IMO, The Hateful Eight may be the greatest film about race since Do the Right Thing. (Spoilers)

Mirrored my thoughts almost exactly. The first hour or so of the film seemed to be explicitly avoiding a low-effort take on race relations. Anyone can tell a story about how it sucks to be black in America. This one seemed like it was going somewhere else.

Any other film (including Django Unchained) would cast Jackson, a persecuted black man surrounded by white racists, as an unabashed hero. I enjoyed seeing this one turn that on it's head with the revelation of his burning of the camp, his record of slaughtering Indians, and ultimately the rape scene. It made him a much more morally complex character.

Similarly, Russel's extremely pro-Union character was portrayed as not especially shy about racism despite his allegiances, and the ex-Confederate soldier played by Goggins to be a man of honor and conviction even if he's a nasty racist.

Some of those twists on the typical casting of the narrative early on had me really excited once they reached the haberdashery. We had a Mexican now, someone from a group that is not normally discussed in the context of the Civil War/Reconstruction period. An Englishman who by all rights should have a totally foreign and unattached perspective on black/white race relations in the US. And even the inclusion of a character from Texas, a state that was part of but culturally and ethnically very different from the rest of the Confederacy, could have provided for some interesting perspectives.

All these characters, many of which might never have met anyone in their life from some of the other groups represented, are bundled up in close quarters with each other. They all seem to have ulterior motives and dark, hidden pasts, and can't trust each other. I was strapped in and ready for them to dig more and more out of each other, with new information exposing lies, prejudices, and hypocrisies that constantly redraw their alignments.
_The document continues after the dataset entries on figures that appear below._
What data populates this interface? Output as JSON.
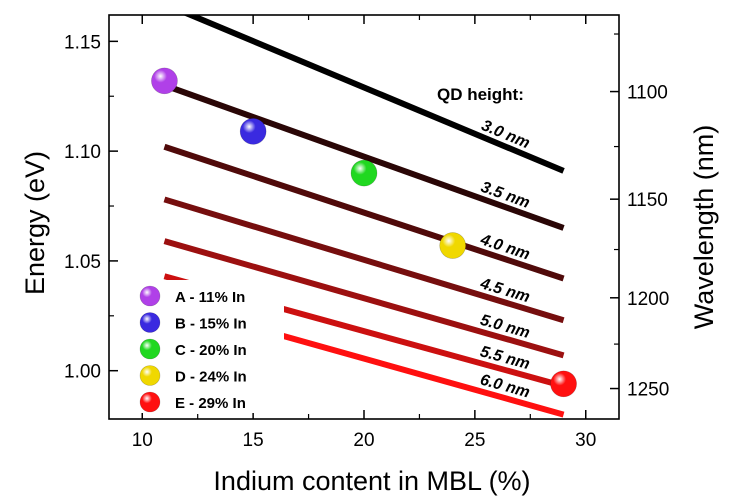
{
  "chart_data": {
    "type": "line",
    "xlabel": "Indium content in MBL (%)",
    "ylabel": "Energy (eV)",
    "y2label": "Wavelength (nm)",
    "xlim": [
      8.5,
      31.5
    ],
    "ylim": [
      0.978,
      1.162
    ],
    "xticks": [
      10,
      15,
      20,
      25,
      30
    ],
    "yticks": [
      1.0,
      1.05,
      1.1,
      1.15
    ],
    "ytick_labels": [
      "1.00",
      "1.05",
      "1.10",
      "1.15"
    ],
    "y2ticks": [
      1100,
      1150,
      1200,
      1250
    ],
    "grid": false,
    "annotation": "QD height:",
    "series": [
      {
        "name": "3.0 nm",
        "x": [
          11,
          29
        ],
        "y": [
          1.167,
          1.091
        ],
        "color": "#000000"
      },
      {
        "name": "3.5 nm",
        "x": [
          11,
          29
        ],
        "y": [
          1.13,
          1.065
        ],
        "color": "#2a0606"
      },
      {
        "name": "4.0 nm",
        "x": [
          11,
          29
        ],
        "y": [
          1.102,
          1.042
        ],
        "color": "#500a0a"
      },
      {
        "name": "4.5 nm",
        "x": [
          11,
          29
        ],
        "y": [
          1.078,
          1.023
        ],
        "color": "#760e0e"
      },
      {
        "name": "5.0 nm",
        "x": [
          11,
          29
        ],
        "y": [
          1.059,
          1.007
        ],
        "color": "#9c1010"
      },
      {
        "name": "5.5 nm",
        "x": [
          11,
          29
        ],
        "y": [
          1.043,
          0.993
        ],
        "color": "#cc1010"
      },
      {
        "name": "6.0 nm",
        "x": [
          11,
          29
        ],
        "y": [
          1.031,
          0.98
        ],
        "color": "#ff1010"
      }
    ],
    "points": [
      {
        "label": "A - 11% In",
        "x": 11,
        "y": 1.132,
        "color": "#b040e8"
      },
      {
        "label": "B - 15% In",
        "x": 15,
        "y": 1.109,
        "color": "#3a2ae0"
      },
      {
        "label": "C - 20% In",
        "x": 20,
        "y": 1.09,
        "color": "#20d820"
      },
      {
        "label": "D - 24% In",
        "x": 24,
        "y": 1.057,
        "color": "#f0d800"
      },
      {
        "label": "E - 29% In",
        "x": 29,
        "y": 0.994,
        "color": "#ff1010"
      }
    ]
  }
}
Then after the intermission, it's just dropped. No interesting background stories for anyone who hadn't gotten one already. No more new, historically ignored perspectives. No more shifting trusts and alliances. Turns out nearly all the characters were just in cahoots from the start anyway, and their goal was the very obvious one forecasted at the start of the film. Now it's just 90 minutes of seeing how these characters are going to murder each other. Something something hatred is bad. Yawn.